When my first child was born, I was trying to determine ways to predict how her day would go, so putting her on a schedule worked for me. This being said, it wasn’t rigid, and we often were able to pivot from that schedule some, as needed.
Why does a schedule work?
They know what to expect: When your child is on a schedule, they (and you) know what to expect from a normal daily routine. If they are used to going down for a nap between 10am-10:30am every day, you’re going to find they will start to get sleepy every day at that time, and if you don’t miss that window of opportunity, they’ll go down very easily. If you miss your window, depending on your child, you may end up with a fussy little one because they have now become overstimulated.
Granted, there are some baby personalities that will go with the flow and sleep anywhere and at any time. If you have this baby, you will have a lot more flexibility in your routine.
They don’t become overstimulated: If you have a child that is a little more spirited, or becomes overwhelmed after too much time being active, you may find yourself in need of sticking to your routine a little more closely. They key is to know your child’s personality, and tailor your routine around that as much as you can.
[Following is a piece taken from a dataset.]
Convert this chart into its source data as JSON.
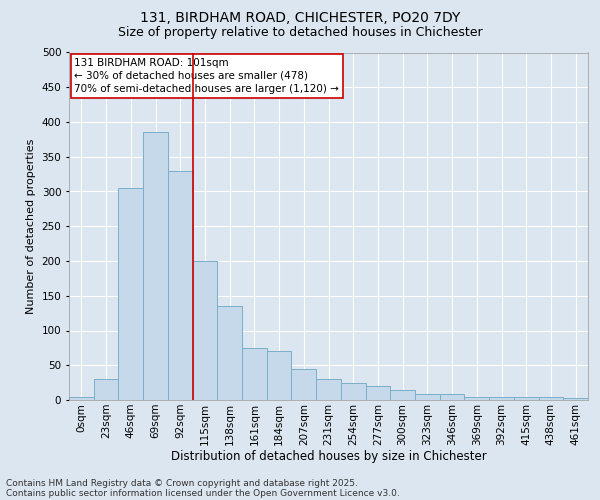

Overstimulation means a cranky and sometimes inconsolable child, so you want to avoid that if possible.
Read More: Are you Overstimulating Your Baby?
Setting a schedule that works for you
In my personal experience, it is definitely possible to make the schedule work in your favor. If you need the schedule to change in some way on a more permanent basis, shift the time of each activity by 10-15 minutes each day until you get to the desired time for nap or regular outing.
If you want your child to be able to nap on the go, then set the stage for that out the gate by keeping them out during their naptime from time to time, but provide them with the opportunity to sleep in a carrier faced towards you (so they can avoid additional stimulation) or in their carrier or stroller with the cover obstructing their view.
Having a schedule doesn’t have to mean inflexibility, it just means that you are providing predictability which helps you and baby know what to expect. If changes are made, plan to make them ahead of time, and depending on your child, make the necessary shifts accordingly.